Jaar | Te salderen |
---|---|
2025 | 64 procent |
2026 | 64 procent |
2027 | 55 procent |
2028 | 46 procent |
2029 | 37 procent |
2030 | 28 procent |
2031 en later | 0 procent |
Terugleververgoeding gaat omhoog?
Voor de teruggeleverde stroom die je niet mag salderen zul je straks waarschijnlijk wel een relatief hoge terugleververgoeding krijgen. Wettelijk zal dit tarief, zoals het er nu naar uit ziet, op ten minste 80 procent van het leveringstarief exclusief belastingen worden gesteld. Daarom hoeft het er in de praktijk niet zo slecht uit te zien. Maar nadelig blijft het wel en je gaat ook meer belasting betalen.
Zonnestroom zelf gebruiken?
Zoals je in de tabel kunt zien mag je per 2031 helemaal niets meer salderen. In feite betaal je dan voor elke elke kilowattuur die je afneemt van het elektriciteitsnet de volle kilowattuurprijs. De zonnestroom die je zelf meteen gebruikt blijft uiteraard gratis. Het teveel aan zonnestroom wordt teruggeleverd en hier krijg je een vergoeding voor van vermoedelijk 80 procent van het leveringstarief.
Het wordt met het in werking treden van de nieuwe regels steeds gunstiger om zo veel mogelijk van je opgewekte stroom direct zelf te gebruiken of indien mogelijk op te slaan. Je zou bijvoorbeeld je elektrische auto overdag op kunnen laden in plaats van ’s nachts.

Terugverdientijd zeven jaar
Volgens de overheid komt de terugverdientijd voor zonnepanelen gemiddeld op zeven jaar uit. TNO stelt na onderzoek dat de terugverdientijd door de aanpassing van de salderingsregels iets zal oplopen tot gemiddeld negen jaar. De voorbeeldberekeningen gaan echter uit van een kilowattuurprijs rond €0,20. De huidige elektriciteitsprijzen liggen veel hoger. Daarom is de jaarlijkse besparing ook veel groter. En daardoor is de terugverdientijd weer veel lager. Maar reken je niet meteen rijk: het is natuurlijk niet bekend hoe lang de stroomprijs op dit hoge niveau blijft.

Investering blijft gunstig
Het mag duidelijk zijn dat het nog altijd gunstig is om zonnepanelen te kopen.
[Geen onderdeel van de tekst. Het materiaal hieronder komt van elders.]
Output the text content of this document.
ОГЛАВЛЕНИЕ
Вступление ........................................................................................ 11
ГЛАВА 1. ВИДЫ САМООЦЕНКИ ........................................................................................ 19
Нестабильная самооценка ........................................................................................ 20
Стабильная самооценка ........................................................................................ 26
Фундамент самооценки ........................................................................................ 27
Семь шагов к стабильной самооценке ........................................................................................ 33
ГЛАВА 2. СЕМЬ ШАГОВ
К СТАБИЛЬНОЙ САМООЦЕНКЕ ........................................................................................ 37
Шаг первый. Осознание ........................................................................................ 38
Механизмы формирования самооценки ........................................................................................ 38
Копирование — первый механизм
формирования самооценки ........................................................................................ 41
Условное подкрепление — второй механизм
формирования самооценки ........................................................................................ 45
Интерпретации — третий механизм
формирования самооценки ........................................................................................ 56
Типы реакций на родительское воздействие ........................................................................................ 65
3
Je profiteert van de huidige hoge elektriciteitsprijzen. De terugverdientijd is daardoor relatief kort. En belangrijker nog: je kunt nog een paar jaar maximaal profiteren van de huidige regels rondom saldering. Als je niet meer kunt salderen, kun je proberen zoveel mogelijk zonnestroom direct op te maken. En je krijgt waarschijnlijk ook een eerlijkere prijs voor de teruggeleverde stroom.
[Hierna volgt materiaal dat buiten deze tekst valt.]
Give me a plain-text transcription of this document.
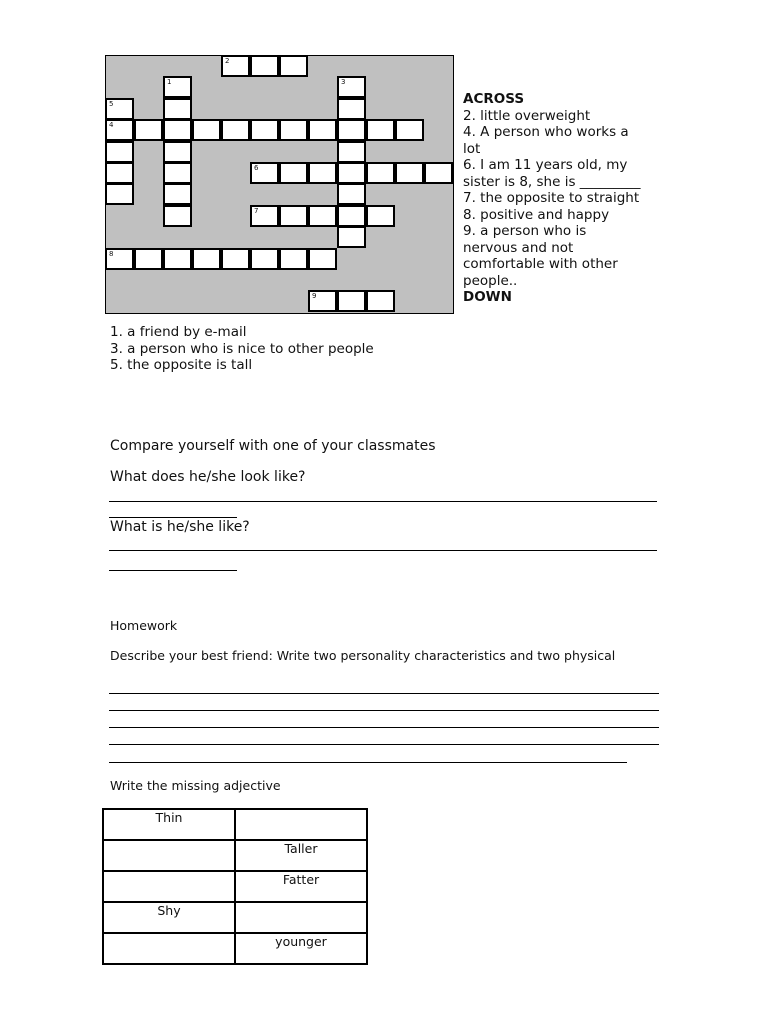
2
1	3
5
4
6
7
8
9
ACROSS
2. little overweight
4. A person who works a
lot
6. I am 11 years old, my
sister is 8, she is _________
7. the opposite to straight
8. positive and happy
9. a person who is
nervous and not
comfortable with other
people..
DOWN
1. a friend by e-mail
3. a person who is nice to other people
5. the opposite is tall
Compare yourself with one of your classmates
What does he/she look like?
What is he/she like?
Homework
Describe your best friend: Write two personality characteristics and two physical
Write the missing adjective
Thin	
	Taller
	Fatter
Shy	
	younger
Op het moment mag je overigens ook nog altijd de btw op de aankoop én installatie van zonnepanelen terugvragen. Dit scheelt ongeveer 21 procent op de kosten. Ook hier kan een installateur je soms bij helpen tegen een kleine vergoeding. Bedenk ten slotte ook dat de zonnepanelen een verwachte levensduur van gemiddeld 25 jaar hebben. De enige kink in de kabel is op dit moment de beperkte beschikbaarheid van zonnepanelen en andere apparatuur, zoals omvormers, want er is erg veel vraag naar.